Plasma study proves increased survival rate of critically injured patientsSep. 27, 2018, 4:53 PM
by Kristin Smart
A Vanderbilt University Medical Center study has found that giving fresh, frozen plasma to critically injured patients in hemorrhagic shock during medical helicopter transport decreased their need for blood transfusions and improved survival.
VUMC enrolled 97 patients in this four-year study; 42 received plasma, and 55 received standard care. After 30 days, 69 percent of those 42 patients who received plasma survived, compared to 63 percent of patients who received standard care, which includes giving red blood cell transfusions.
From July 2014 through September 2017, two LifeFlight helicopters, based in Clarksville and Murfreesboro, administered plasma or standard care, for one-month intervals. During the plasma interval, as soon as the patient was deemed eligible for trial, the medical teams began administering two units of plasma to the patient. Once the units were completed, the medical team reverted to standard care.
“The most important part was plasma lowered the amount of blood transfusions that a patient actually got throughout their hospital stay. It improved their clotting, which makes sense if you give fresh frozen plasma instead of crystalloids (saline), and it improved survival,” said co-author, Richard Miller, MD, chief of the Division of Trauma and Surgical Critical Care.
During the Prehospital Air Medical Plasma (PAMPer) trial, which is a national study that included nine trauma centers, a total of 501 patients received either prehospital plasma resuscitation, or standard-care resuscitation (saline or red blood cells).
Blood banks break down blood into several components and use it for different life-saving circumstances. Plasma, which is a yellowish liquid that helps blood clot, is one of those components and has a longer shelf life when frozen. Thawed plasma was used during the PAMPer trial, which lasts for five days. Air transport teams noted the expiration date and discarded or recycled unused plasma.

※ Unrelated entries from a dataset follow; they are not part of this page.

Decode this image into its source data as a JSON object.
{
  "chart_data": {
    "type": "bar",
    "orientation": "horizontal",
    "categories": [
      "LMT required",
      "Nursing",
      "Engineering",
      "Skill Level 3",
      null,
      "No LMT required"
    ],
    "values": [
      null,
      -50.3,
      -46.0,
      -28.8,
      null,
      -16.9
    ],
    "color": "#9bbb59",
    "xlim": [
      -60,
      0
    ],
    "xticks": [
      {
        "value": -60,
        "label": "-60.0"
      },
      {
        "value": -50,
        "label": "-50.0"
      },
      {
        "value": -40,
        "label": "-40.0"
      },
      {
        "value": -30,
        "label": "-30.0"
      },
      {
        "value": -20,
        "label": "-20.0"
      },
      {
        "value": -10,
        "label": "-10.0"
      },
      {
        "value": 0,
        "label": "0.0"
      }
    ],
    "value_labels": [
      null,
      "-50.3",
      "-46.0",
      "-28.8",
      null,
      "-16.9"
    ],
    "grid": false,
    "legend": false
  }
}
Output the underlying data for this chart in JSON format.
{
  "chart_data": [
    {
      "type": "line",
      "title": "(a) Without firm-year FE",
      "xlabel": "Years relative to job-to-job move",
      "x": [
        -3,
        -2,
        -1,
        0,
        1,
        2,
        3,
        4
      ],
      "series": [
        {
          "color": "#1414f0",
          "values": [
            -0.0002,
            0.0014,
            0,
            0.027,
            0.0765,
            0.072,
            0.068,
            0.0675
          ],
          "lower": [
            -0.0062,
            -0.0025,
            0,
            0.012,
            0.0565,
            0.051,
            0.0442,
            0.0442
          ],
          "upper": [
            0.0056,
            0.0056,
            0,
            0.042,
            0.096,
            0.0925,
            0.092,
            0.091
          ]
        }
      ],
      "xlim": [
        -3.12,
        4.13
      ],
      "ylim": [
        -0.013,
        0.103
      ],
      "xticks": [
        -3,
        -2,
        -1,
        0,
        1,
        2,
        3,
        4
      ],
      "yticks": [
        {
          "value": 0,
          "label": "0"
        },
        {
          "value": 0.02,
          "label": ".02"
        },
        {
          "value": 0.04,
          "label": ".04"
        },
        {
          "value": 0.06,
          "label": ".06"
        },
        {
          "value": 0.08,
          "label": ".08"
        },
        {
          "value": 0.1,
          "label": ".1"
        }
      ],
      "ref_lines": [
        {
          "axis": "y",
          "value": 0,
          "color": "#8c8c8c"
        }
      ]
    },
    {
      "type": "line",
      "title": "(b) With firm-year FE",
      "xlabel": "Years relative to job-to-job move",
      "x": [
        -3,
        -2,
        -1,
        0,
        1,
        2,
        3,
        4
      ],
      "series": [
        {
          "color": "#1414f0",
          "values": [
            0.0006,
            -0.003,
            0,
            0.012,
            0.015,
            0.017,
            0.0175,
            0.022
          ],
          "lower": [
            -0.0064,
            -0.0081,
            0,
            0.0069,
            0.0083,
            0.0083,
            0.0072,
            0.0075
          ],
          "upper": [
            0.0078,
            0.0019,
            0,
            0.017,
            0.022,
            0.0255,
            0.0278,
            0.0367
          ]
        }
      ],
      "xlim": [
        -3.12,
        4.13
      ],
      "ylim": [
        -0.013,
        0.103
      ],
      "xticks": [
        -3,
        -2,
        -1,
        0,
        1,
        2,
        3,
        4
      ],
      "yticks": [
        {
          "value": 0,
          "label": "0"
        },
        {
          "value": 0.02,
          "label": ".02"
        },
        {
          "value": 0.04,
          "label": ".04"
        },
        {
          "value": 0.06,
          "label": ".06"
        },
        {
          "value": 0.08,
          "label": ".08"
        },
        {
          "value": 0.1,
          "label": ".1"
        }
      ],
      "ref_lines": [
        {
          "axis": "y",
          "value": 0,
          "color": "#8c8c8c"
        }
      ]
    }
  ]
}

“The LifeFlight team couldn’t have been more supportive of this. The flight crews were excited and proud of the work they’ve done to contribute to science,” said Judy Jenkins, RN, MSN, CCRP, manager of Research Projects, who worked in the Division of Trauma and Surgical Critical Care during this study and is now part of the Vanderbilt Coordinating Center. “It couldn’t have been a better partnership. We couldn’t sing their praises enough,” Jenkins adds.
In the national study, out of the 501patients who received plasma 76.8 percent were still alive. Sixty-seven percent of patients who received standard care survived. Plasma patients also had lower 24-hour and in-hospital mortality.
“This study was labor intensive, but in the end you are going to change the way people practice, and you are going to improve the survival of the most critically injured patients that we have, and that is very satisfying,” said Miller.
Additional authors on this research are from University of Pittsburg School of Medicine, Jason Sperry, MD; Joshua Brown, MD, MSc; Louis Alarcon, MD; Brian Zuckerbraun, MD; Matthew Neal, MD; Matthew Rosengart, MD, MPH; Raquel Forsythe, MD; Timothy Billiar, MD; Andrew Peitzman, MD; Mazen Zenati, MD; Ph.D., Clifton Callaway, MD, PhD; Donald Yealy, MD; Mark Yazer, MD; Darrell Triulzi, MD; Barbara Early-Young, BSN; Peter Adams, BS, and A. Tyler Putnam, MD; all of Pitt or UPMC, or both; Brian Daley, MD, University of Tennessee; Brian Harbrecht, MD, University of Louisville; Jeffrey Claridge, MD, MetroHealth Medical Center/Case Western Reserve University; Herb Phelan, MD, MSCS, University of Texas Southwestern/Parkland Memorial Hospital; William Witham, MD, Texas Health Harris Methodist Hospital; and Therese Duane, MD, John Peter Smith Health Network.
This research was funded by U.S. Army Medical Research and Material Command grant number W81XWH-12-2-0023.